Dealing with Police During DUI Stop in Arizona

A common question I get from people worried about being charged with a DUI in Arizona is what they should do if stopped by the police for suspicion of DUI. The first thing you should do is be nice to the police officer. If you are rude and or hostile this will not help your situation. The more combative you are the more agitated the officer will be with you. I once had a client that threw his keys as far as he could when the officer asked for the keys, this is not helpful. Remember that the officer is taking mental notes on how you are acting. If you are rude and or disrespectful your actions will be noted and will make their way into the officer’s report. If you wouldn’t want a jury hearing about how rude you were, there is a simple solution, don’t be rude.

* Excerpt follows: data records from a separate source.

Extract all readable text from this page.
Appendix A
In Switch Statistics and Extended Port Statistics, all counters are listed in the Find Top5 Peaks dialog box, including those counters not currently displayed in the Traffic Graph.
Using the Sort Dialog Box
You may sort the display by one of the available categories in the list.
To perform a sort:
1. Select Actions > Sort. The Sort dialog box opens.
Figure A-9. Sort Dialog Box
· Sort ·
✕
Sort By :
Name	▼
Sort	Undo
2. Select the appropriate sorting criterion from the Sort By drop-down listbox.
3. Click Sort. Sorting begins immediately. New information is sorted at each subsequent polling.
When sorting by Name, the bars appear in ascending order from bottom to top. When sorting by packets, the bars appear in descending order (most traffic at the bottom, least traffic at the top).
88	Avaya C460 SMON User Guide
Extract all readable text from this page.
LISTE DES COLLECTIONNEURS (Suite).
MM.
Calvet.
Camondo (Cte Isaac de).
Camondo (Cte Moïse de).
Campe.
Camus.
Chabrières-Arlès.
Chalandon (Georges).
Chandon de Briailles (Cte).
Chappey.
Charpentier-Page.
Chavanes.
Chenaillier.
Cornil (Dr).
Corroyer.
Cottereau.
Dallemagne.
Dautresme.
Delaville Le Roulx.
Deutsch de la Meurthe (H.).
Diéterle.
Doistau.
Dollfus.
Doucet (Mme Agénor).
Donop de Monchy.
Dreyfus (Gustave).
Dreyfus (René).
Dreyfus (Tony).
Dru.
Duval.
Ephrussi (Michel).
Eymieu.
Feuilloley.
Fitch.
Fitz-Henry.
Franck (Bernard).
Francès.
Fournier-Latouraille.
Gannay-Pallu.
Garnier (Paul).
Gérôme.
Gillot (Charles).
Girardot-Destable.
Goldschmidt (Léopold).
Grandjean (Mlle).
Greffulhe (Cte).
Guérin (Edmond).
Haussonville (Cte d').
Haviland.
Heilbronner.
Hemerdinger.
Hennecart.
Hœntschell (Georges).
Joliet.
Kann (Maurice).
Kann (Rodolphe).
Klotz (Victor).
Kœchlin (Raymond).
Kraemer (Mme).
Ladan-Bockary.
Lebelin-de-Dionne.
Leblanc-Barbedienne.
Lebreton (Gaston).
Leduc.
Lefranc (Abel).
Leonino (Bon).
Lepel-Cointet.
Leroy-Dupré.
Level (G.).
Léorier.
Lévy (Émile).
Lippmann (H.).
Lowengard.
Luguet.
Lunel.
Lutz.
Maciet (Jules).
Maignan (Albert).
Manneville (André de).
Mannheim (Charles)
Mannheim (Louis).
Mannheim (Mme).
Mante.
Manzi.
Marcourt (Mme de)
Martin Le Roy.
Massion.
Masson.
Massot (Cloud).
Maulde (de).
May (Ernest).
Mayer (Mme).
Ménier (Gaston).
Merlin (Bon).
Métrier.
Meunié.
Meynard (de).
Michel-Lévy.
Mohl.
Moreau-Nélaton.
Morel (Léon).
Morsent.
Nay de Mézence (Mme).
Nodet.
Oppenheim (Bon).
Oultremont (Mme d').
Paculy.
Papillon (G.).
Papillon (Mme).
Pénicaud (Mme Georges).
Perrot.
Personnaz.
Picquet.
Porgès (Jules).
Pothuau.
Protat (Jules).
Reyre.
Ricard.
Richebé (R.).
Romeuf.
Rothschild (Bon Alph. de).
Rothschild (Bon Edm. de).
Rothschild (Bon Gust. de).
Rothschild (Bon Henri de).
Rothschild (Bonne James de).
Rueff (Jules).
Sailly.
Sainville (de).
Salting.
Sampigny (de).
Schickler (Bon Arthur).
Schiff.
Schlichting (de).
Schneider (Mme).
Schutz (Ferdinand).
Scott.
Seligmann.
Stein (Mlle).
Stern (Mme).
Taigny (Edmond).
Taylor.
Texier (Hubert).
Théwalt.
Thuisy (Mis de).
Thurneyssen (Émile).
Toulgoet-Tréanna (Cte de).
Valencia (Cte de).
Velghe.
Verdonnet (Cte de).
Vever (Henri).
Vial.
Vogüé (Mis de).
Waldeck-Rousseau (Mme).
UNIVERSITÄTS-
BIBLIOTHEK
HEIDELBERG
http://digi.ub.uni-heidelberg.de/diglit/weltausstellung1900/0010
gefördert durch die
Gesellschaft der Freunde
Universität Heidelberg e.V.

Being polite to the officer does not mean you should give up your rights. It is important that you know your rights and exercise them. The first thing to remember is that you are better off not doing any of the field sobreity tests. The tests are not your friends and they are designed for you to fail them. There is a lot of published science on how the tests are designed for you to fail them. Most people would have a hard time doing the tests sober. You should provide the officers with your driver’s license, insurance, and registration. Obviously, if you don’t have the documents this will be a problem.

At some point the officer will probably ask he or she can draw your blood. Some police departments still rely on breath tests, but most of the major cities have switched to blood. The reason for the switch is that blood is more accurate. Under Arizona law you should submit to the blood draw. If you do not you could lose your license for a year even if you are not convicted of a DUI. If you don’t submit to the blood draw the officer will usually obtain a warrant. Once the warrant is obtained the officer can take your blood. If the suspect is being difficult they will be strapped into a chair and have the blood taken by force.

As always the less information you volunteer to the officer the better off you will be. The officer will usually say they are just trying to figure out what is going on and are not looking to charge you with a DUI. This is usually not true. Trying to talk your way out of the bad situation you are in is rarely a good idea. Keep your composure, keep calm and contact a good DUI lawyer.